Budowa schronów i tworzenie "miejsc ukrycia". Dr Bartosz Maziarz gościem Radia Opole
Długo wyczekiwana i bardzo ważna ustawa weszła w życie w nowym roku. To ustawa o obronie cywilnej, która zakłada powstanie systemu ochrony ludności w czasie pokoju, wojny i zagrożenia wojną.
- Absolutnie tak - przekonuje dr Bartosz Maziarz, politolog z Uniwersytetu Opolskiego, ekspert ds. bezpieczeństwa. - Ta ustawa była niezbędna naszemu społeczeństwu, naszemu systemowi bezpieczeństwa. Jest nadzieja, że wraz z tą ustawą zaczniemy niwelować 30 lat zaniedbań, jeżeli chodzi o obronę cywilną.

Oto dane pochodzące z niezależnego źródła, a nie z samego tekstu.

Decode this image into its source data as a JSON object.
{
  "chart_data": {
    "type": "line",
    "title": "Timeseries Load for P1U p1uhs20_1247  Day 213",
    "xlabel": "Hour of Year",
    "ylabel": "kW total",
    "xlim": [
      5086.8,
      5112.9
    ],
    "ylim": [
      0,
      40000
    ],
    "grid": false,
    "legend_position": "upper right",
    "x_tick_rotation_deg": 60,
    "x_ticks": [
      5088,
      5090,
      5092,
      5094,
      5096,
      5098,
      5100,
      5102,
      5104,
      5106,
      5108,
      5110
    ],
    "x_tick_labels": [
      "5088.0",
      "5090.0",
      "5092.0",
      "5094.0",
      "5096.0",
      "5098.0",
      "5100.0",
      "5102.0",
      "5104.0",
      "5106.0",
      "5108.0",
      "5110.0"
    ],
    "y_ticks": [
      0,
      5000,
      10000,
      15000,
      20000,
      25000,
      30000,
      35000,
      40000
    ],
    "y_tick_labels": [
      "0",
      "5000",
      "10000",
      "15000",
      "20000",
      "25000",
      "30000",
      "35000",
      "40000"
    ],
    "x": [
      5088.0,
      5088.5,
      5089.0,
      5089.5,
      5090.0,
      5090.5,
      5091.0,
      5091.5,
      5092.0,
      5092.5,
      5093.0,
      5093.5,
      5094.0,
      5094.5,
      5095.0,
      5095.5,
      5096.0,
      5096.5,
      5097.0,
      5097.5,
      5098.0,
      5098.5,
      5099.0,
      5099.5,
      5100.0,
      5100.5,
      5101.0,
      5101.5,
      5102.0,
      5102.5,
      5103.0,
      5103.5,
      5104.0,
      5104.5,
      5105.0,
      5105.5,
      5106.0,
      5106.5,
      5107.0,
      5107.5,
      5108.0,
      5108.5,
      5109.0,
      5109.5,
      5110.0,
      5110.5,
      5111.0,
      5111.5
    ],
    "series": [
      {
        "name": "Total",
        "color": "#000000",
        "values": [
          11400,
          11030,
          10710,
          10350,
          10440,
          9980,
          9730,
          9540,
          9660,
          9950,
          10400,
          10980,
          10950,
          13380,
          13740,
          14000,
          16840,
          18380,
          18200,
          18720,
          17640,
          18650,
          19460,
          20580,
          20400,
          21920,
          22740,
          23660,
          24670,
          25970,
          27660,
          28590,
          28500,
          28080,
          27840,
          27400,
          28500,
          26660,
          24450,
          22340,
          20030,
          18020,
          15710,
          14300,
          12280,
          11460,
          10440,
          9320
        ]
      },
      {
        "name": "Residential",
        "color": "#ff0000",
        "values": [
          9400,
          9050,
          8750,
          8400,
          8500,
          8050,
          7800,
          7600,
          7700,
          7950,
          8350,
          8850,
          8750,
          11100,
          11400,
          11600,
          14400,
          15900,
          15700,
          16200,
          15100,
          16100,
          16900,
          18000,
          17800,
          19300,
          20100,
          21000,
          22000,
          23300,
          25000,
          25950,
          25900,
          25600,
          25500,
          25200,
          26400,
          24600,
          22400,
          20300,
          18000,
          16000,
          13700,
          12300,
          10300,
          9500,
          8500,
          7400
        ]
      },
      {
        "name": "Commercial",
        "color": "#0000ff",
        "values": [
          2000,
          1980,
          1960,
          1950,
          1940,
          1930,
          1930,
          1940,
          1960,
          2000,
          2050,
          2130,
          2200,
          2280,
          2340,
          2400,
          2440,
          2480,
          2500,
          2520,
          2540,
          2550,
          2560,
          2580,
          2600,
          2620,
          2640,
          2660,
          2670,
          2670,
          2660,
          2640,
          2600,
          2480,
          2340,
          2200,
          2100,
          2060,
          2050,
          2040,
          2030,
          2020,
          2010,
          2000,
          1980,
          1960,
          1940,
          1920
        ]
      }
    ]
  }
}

W porannej rozmowie pytaliśmy także, co ta ustawa oznacza dla zwykłego obywatela?
- Prawdopodobnie będzie oznaczała to, że zaczną się kampanie informacyjne dotyczące bezpieczeństwa. Będą publikowane poradniki, tak to nazwijmy, na wzór szwedzki i fiński, gdzie świadomość obywateli w tym temacie jest dość wysoka.
Czego jeszcze dotyczyć będą nowe przepisy? - Zapisy tej ustawy są dosyć jednoznaczne - tłumaczy ekspert. - Pojawia się tu między innymi kwestia systemu łączności państwowej, która dzisiaj też jest - powiedzmy sobie szczerze - średnia. No i oczywiście kwestia schronów. Ta wraca niczym bumerang od ponad dwóch lat, od drugiej fazy wojny w Ukrainie, czyli że mamy budować schrony.
Oprócz kwestii schronów, które mają być szczelnie zamykane, w ustawie jest też mowa o "miejscach ukrycia", czyli pomieszaniach w podziemiach budynków, gdzie mogliby się schronić zagrożeni niebezpieczeństwem mieszkańcy.